A Piper parameter that specifies how many output items are generated from each single evaluation. The worker function must return a sequence of that length. Default is 1. See Produce / Spawn / Consume.

spawn

A Piper parameter that creates multiple implicit copies of the same Piper in the pipeline. Each copy processes a different slice of the upstream output. Default is 1. See Produce / Spawn / Consume.

repeat

A Piper parameter. When True and produce > 1, the single return value is repeated produce times instead of being iterated as a sequence.

track

A Piper parameter. When True, the NuMap stores all results for this Piper in memory. After the pipeline finishes, tracked results are available in Plumber.stats['pipers_tracked'].

timeout

The number of seconds to wait for a result before returning a PiperError(TimeoutError). Specified per-Piper. Should not be used on chained tasks within a shared NuMap.

branch

An attribute of a Piper used to sort topologically equivalent branches in the Dagger postorder.
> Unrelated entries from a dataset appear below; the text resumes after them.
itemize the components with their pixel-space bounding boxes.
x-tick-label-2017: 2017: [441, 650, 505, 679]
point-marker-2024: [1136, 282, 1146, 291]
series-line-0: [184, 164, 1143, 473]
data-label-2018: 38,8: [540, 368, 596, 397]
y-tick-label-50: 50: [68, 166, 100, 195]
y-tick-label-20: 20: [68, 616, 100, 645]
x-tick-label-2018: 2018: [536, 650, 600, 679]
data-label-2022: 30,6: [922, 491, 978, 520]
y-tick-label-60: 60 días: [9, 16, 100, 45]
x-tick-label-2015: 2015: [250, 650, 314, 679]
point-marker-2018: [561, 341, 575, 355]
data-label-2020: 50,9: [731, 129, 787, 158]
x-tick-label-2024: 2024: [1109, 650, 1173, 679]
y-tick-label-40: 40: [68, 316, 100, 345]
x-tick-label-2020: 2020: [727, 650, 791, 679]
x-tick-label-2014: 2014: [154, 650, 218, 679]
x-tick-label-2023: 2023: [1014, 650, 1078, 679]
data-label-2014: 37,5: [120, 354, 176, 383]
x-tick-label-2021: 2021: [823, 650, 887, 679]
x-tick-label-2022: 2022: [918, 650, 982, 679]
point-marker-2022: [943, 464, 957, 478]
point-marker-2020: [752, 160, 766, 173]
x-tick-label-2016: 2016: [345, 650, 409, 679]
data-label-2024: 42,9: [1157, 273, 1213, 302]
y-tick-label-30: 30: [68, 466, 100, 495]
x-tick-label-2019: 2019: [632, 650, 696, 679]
Downstream Pipers inherit the branch of their upstream Piper.

debug

A Piper parameter. When True, exceptions are raised immediately instead of being wrapped as PiperError. Useful during development, but will hang the interpreter after an error occurs.

sub-interpreter

A Python execution environment within the same OS process but with its own GIL (PEP 684). Available via worker_type='interpreter' on Python 3.14+. Provides true CPU parallelism without the forking overhead of separate processes.

@imports

A decorator for worker functions that attaches import statements. Required for functions sent to remote RPyC workers. Example: @imports(['numpy', 'scipy.stats']).

pipe

A directed connection between two Pipers in a Dagger. Data flows from upstream to downstream along pipes. A pipe is the reverse of a graph edge (edges represent dependency, pipes represent data flow).

postorder

A topological ordering of Pipers in a Dagger where all upstream Pipers appear before their downstream dependents. Used to determine the order of connection and startup.